Automatic Phonemic Transcriber

Danish Version 1.3. New: non-syllabic vowels are in SAMPA now marked with postfixed diacritic '^' (u^, i^, 6^). The transcriber now destinguisches between the full vowel Q and the unstressed center-vowel 6. Performance has been improved. Support for exceptions.

This free version only allows 40 word transcriptions per submission. Login / obtain license to get unrestricted access.

Input text for phonemic transcription

Output transcription only text-transcription lines word-transcription column
Select language: Select alphabet:   

An automated phonetic/phonemic transcriber supporting English, German, and Danish. Outputs transcriptions in the International Phonetic Alphabet IPA or the SAMPA alphabet designed for speech recognition technology.

Note: The German transcriber has been trained on dual word forms in cases their spellings were changed due to the orthography reform of 1996 (e.g both "muss" and "muß", "Riss" and "Riß" etc.)
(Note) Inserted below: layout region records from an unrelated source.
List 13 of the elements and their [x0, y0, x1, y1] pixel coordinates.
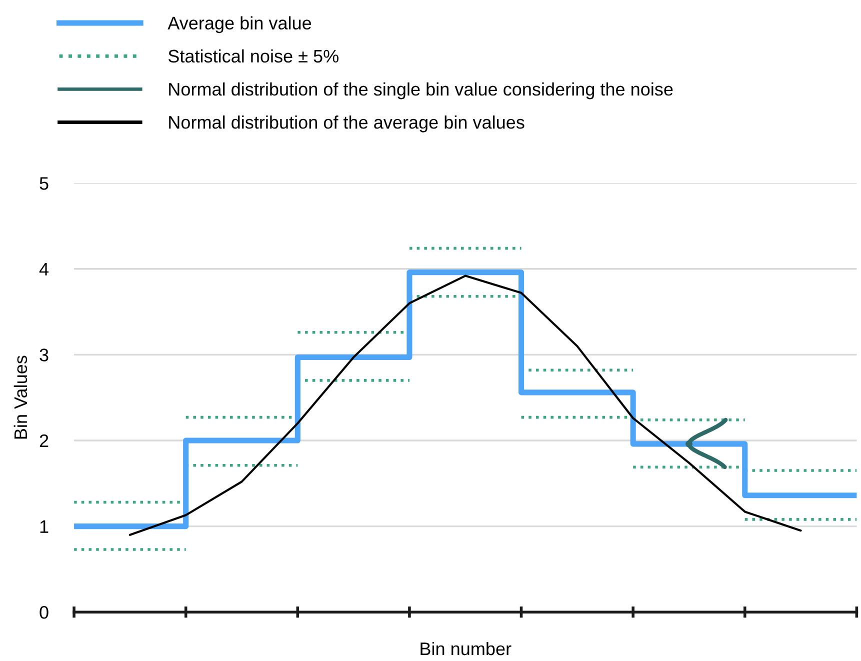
legend-label: Normal distribution of the single bin value considering the noise [169, 82, 673, 100]
y-tick-label: 0 [40, 606, 48, 619]
y-tick-label: 4 [39, 263, 49, 276]
line-series [128, 274, 802, 536]
legend-label: Normal distribution of the average bin values [169, 115, 524, 132]
y-tick-label: 5 [40, 177, 48, 190]
y-axis-title: Bin Values [14, 356, 28, 439]
legend-label: Statistical noise ± 5% [168, 49, 338, 63]
x-axis-title: Bin number [420, 642, 512, 656]
y-tick-label: 1 [40, 520, 48, 533]
legend-label: Average bin value [168, 16, 312, 34]
y-tick-label: 2 [40, 434, 48, 448]
y-tick-label: 3 [40, 348, 48, 362]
Performance statistics for German Transcriber

Updated 20.10.2020

GERMAN CORPUS (unique word forms):22016
Training/test percentage of corpus 100/100 words correct: 21814words incorrect 202= 99.08 % correct
Phoneme Error Rate (PHER) = S+D+I/N* = 37+139+37/190698 = 0.11%
Training/test percentage of corpus 90/10 words correct: 1713words incorrect 488= 77.83 % correct
Phoneme Error Rate (PHER) = S+D+I/N* = 72+522+76/19345 = 3.46%
Training/test percentage of corpus 80/20 words correct: 3413words incorrect 990= 77.52 % correct
Phoneme Error Rate (PHER) = S+D+I/N* = 144+1080+150/38374 = 3.58%

*) The common metric of the performance of an automated phonemic transcriber is Phone Error Rate (PHER) defined as S+D+I/N, where
S is the number of phoneme substitutions,
D is the number of phoneme deletions,
I is the number of phoneme insertions,
N is the total number of phonemes in the reference (test set)
Valid PHER results presuppose, that the transcriber is tested on words that do not occur in the training corpus. The table above shows the performance when 10 or 20 % of the corpus are reserved for testing. When both training and testing using the full corpus (100/100), PHER rather indicates the limits of the modelling technique utilized.
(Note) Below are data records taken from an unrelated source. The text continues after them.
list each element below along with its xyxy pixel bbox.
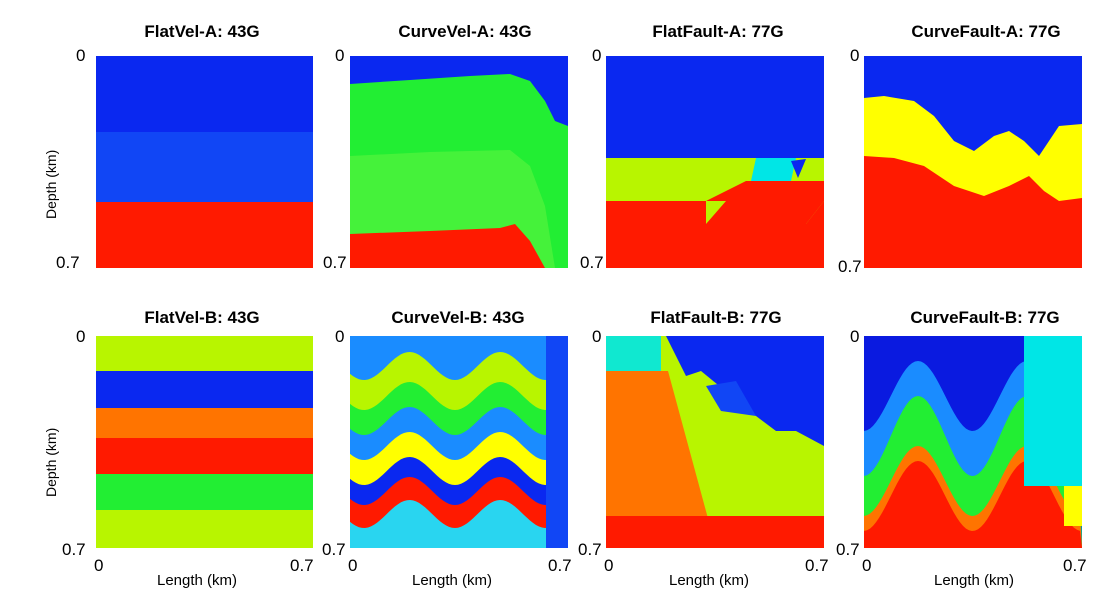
y-tick-max: 0.7 [62,540,86,559]
layer-cyan [1024,336,1082,486]
layer-cyan [751,158,796,181]
layer-red [864,156,1082,268]
panel-title: FlatVel-B: 43G [144,308,260,327]
y-tick-max: 0.7 [836,540,860,559]
layer-red-right [706,201,824,268]
layer-5 [96,510,313,548]
plot-flatvel-b [96,336,313,548]
x-axis-label: Length (km) [157,572,238,589]
layer-orange [606,371,716,548]
layer-red [350,224,545,268]
y-axis-label: Depth (km) [43,427,59,497]
layer-0 [96,336,313,371]
y-tick-0: 0 [335,46,345,65]
layer-blue-pocket [791,159,806,178]
panel-title: FlatFault-A: 77G [652,22,784,41]
panel-title: CurveFault-B: 77G [910,308,1060,327]
plot-curvevel-a [350,56,568,268]
plot-flatvel-a [96,56,313,268]
layer-4 [96,474,313,510]
x-tick-max: 0.7 [805,556,829,575]
y-tick-max: 0.7 [838,257,862,276]
layer-7 [350,500,568,548]
y-tick-max: 0.7 [578,540,602,559]
x-tick-0: 0 [862,556,872,575]
y-tick-max: 0.7 [323,253,347,272]
plot-flatfault-b [606,336,824,548]
layer-aqua [606,336,661,371]
y-tick-0: 0 [335,327,345,346]
y-tick-max: 0.7 [580,253,604,272]
panel-title: CurveVel-B: 43G [391,308,525,327]
y-tick-max: 0.7 [322,540,346,559]
panel-title: CurveFault-A: 77G [911,22,1061,41]
layer-red [606,516,824,548]
plot-curvefault-a [864,56,1082,268]
layer-right-edge [546,336,568,548]
y-tick-0: 0 [592,46,602,65]
x-axis-label: Length (km) [669,572,750,589]
layer-yellow [1064,486,1082,526]
x-tick-0: 0 [348,556,358,575]
layer-mid [96,132,313,202]
y-axis-label: Depth (km) [43,149,59,219]
layer-fault [606,181,824,224]
y-tick-0: 0 [76,327,86,346]
x-tick-0: 0 [604,556,614,575]
layer-red-left [606,201,706,268]
plot-flatfault-a [606,56,824,268]
y-tick-0: 0 [850,46,860,65]
panel-title: FlatFault-B: 77G [650,308,782,327]
y-tick-0: 0 [592,327,602,346]
x-axis-label: Length (km) [412,572,493,589]
x-tick-max: 0.7 [1063,556,1087,575]
y-tick-0: 0 [76,46,86,65]
layer-2 [96,408,313,438]
panel-title: FlatVel-A: 43G [144,22,260,41]
x-axis-label: Length (km) [934,572,1015,589]
y-tick-0: 0 [850,327,860,346]
y-tick-max: 0.7 [56,253,80,272]
layer-1 [96,371,313,408]
layer-3 [96,438,313,474]
x-tick-max: 0.7 [548,556,572,575]
plot-curvefault-b [864,336,1082,548]
x-tick-max: 0.7 [290,556,314,575]
plot-curvevel-b [350,336,568,548]
x-tick-0: 0 [94,556,104,575]
layer-bottom [96,202,313,268]
layer-blue-wedge [706,381,756,416]
panel-title: CurveVel-A: 43G [398,22,532,41]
View performance statistics for Danish, German, English

The transcription tool is based on a Decision Tree derived from a training lexicon (a list of orthographic forms and their phonemic counterparts). It doesn't look up words in a lexicon, but transcribes in accordance with the general rules it "learned" from the training lexicon. More specifically, the Decision Tree is some machine generated code that decides how a grapheme should be transcribed phonemically given its left and right context. It has been generated by a program that based on an Expectation–Maximization algorithm aligns graphemes and phonemes of the training lexicon and subsequently based on the alignments builds the tree structure [1].

The transcription tool is not error free. For "normal" native words it mostly produces correct results, however for words of foreign origin, some proper names, abbreviations etc. it often fails. Other systems may be mainly lexicon-based and only resort to machine-generated transcriptions when words are not found in the lexicon. Since version 1.2, the present system utilizes exception lists, small "lexica" with words (typically of foreign origin) that cannot be transcribed properly even if they are included in the training lexicon.

[1] The data-driven, predictive model is suited only for languages with alphabetic orthografies (where one grapheme largely corresponds to one phoneme). This excludes languages like Chinese (with a syllable based orthography) and Hebrew (consonantal orthography). Moreover, for languages with alphabetic orthographies the problem of mapping graphemic symbols to phonemic ones does not have equal complexity. There are extremely "easy" languages like Turkish where the problem largely can be solved simply by substituting orthographic symbols with phonemic ones without considering the context. And there are "difficult" languages like Danish where certain historical sound changes (weakening of plosives and lowering of vowels in certain contexts etc.) have resulted in a complex relation between orthography and pronunciation.